Hawkish Pause My Eye!
Our Keynesian central bankers are not good for much—except for an occasional hearty belly-laugh at their verbal contortions, most especially at meeting time. After yesterday’s pause they still claim to be “hawkish” on inflation, but here is what they have actually accomplished in the last 183 months. And there is nothing hawkish about it—not back then, not now.
The Fed funds rate is still under water in real terms at negative 50 basis points, and has been in negative territory 96% of the months since February 2008. And that’s a recipe for monetary metastasis if there ever was one.
Yet Powell now says the June “pause” is actually just a skip—except that, well, he didn’t mean to say it!
We’re trying to get this right, and if you think of [the speed and the level of rate increases] as separate variables, then I think that the ‘skip’—I shouldn’t call it a ‘skip’—the decision makes sense,” Powell said.
And besides that, you can take it from the horse’s mouth that the Eccles Building is still primed for battle against inflation. Powell claimed that’s signaled by the new dot plot’s terminal rate rising from 5.1% to 5.6%, meaning that the Fed has not surrendered to Wall Street speculators—at least just yet.
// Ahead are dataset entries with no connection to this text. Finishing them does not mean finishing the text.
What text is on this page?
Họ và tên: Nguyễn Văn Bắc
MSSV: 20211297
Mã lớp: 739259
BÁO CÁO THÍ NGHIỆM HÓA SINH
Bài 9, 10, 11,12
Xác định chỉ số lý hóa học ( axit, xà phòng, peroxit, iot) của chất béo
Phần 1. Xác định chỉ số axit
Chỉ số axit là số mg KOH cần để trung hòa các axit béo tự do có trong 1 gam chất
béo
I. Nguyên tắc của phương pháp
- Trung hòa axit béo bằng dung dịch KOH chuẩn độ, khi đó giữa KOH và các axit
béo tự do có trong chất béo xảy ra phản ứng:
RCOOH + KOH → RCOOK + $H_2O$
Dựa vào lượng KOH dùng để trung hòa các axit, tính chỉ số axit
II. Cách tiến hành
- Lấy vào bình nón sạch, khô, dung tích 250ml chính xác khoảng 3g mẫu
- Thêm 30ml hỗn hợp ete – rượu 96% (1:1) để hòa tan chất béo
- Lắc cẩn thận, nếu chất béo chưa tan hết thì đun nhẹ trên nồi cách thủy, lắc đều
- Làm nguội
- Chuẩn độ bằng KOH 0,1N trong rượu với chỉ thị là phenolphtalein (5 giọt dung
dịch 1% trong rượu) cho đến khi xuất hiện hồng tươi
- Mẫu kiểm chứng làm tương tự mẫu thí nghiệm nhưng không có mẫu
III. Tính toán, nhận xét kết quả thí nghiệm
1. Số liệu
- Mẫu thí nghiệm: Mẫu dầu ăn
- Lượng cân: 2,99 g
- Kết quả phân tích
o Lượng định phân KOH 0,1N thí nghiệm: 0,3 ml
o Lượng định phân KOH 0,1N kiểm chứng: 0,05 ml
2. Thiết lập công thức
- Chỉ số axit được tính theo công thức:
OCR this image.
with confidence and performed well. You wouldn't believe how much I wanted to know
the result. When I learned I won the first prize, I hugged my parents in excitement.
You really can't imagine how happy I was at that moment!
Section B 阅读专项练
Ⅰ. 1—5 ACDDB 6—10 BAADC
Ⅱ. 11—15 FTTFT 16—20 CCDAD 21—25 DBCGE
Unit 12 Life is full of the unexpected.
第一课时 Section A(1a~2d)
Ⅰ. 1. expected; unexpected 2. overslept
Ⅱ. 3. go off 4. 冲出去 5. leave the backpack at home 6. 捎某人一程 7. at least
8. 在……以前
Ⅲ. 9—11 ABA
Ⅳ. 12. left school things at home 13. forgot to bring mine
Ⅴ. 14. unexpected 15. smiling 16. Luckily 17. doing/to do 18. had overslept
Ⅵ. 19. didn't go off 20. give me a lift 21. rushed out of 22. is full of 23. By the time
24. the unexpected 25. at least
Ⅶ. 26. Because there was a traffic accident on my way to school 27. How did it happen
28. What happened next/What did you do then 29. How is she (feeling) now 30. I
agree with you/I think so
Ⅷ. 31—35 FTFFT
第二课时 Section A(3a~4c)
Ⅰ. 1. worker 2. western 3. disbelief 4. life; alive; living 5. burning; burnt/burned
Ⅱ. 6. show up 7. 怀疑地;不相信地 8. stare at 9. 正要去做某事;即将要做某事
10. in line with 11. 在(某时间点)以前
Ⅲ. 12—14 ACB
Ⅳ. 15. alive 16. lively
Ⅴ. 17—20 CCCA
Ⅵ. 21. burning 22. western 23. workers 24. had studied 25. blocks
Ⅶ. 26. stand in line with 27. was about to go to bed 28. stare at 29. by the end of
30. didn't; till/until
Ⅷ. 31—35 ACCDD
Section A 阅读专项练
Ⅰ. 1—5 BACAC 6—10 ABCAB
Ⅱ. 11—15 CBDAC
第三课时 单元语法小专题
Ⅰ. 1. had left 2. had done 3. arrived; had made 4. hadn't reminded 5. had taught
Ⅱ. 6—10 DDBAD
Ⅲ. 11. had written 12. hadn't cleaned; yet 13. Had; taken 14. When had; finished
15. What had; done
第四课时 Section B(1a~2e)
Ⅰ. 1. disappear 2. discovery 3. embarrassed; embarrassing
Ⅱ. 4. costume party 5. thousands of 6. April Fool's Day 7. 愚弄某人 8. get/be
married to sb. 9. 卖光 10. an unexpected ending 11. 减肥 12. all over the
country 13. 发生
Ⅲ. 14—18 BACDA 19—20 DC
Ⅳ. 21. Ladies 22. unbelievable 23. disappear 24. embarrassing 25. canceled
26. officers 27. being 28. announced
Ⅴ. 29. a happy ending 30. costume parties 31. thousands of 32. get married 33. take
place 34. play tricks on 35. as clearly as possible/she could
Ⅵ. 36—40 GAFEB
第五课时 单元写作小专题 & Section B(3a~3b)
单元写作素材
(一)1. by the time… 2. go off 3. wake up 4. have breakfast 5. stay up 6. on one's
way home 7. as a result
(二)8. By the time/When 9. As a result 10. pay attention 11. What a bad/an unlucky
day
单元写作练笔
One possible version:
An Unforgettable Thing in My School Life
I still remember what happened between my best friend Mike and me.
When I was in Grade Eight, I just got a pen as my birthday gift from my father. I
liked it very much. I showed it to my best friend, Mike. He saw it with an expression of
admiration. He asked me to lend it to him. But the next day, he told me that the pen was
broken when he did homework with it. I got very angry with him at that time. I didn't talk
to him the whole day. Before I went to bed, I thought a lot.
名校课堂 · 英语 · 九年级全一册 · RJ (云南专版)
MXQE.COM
It’s only taking a time-out to stick its head out of its monetary foxhole and look around.
Powell’s verbal gymnastics sound half-baked at a minimum, but not according to the Fed’s Wall Street rates whisperer, WSJ reporter Nick Timiraos. The Fed chairman was clear as a bell, says his interpolator:
….. Powell’s Freudian “skip” suggests a July rate rise is the base case, even though (as always) the economy can intervene. “There is an every-other-meeting strategy, and the July (increase) decision has all but been made.“
Nor do you need to take Timiraos’ word for it. Most of the Wall Street Fed watchers have become latter day monetary Kremlinologists—they know what all the code language means.
Powell also described the July meeting as “live,” lingo officials have often used to suggest a rate increase is more likely than not.
Gregory Daco, chief economist at consulting firm EY, said, “His tongue slip mention of a ‘skip’ indicates a rate hike is nearly guaranteed in July—and it likely explains how Powell managed to ensure a unanimous vote in favor of a hold despite diverging views among policy makers.”
So there you have it. The Fed is not run by monetary wizards parsing the arcane science of central banking. They are just politicians splitting hairs to arrive at a consensus. And yet they claim that interest rates are too important to be left to the free market!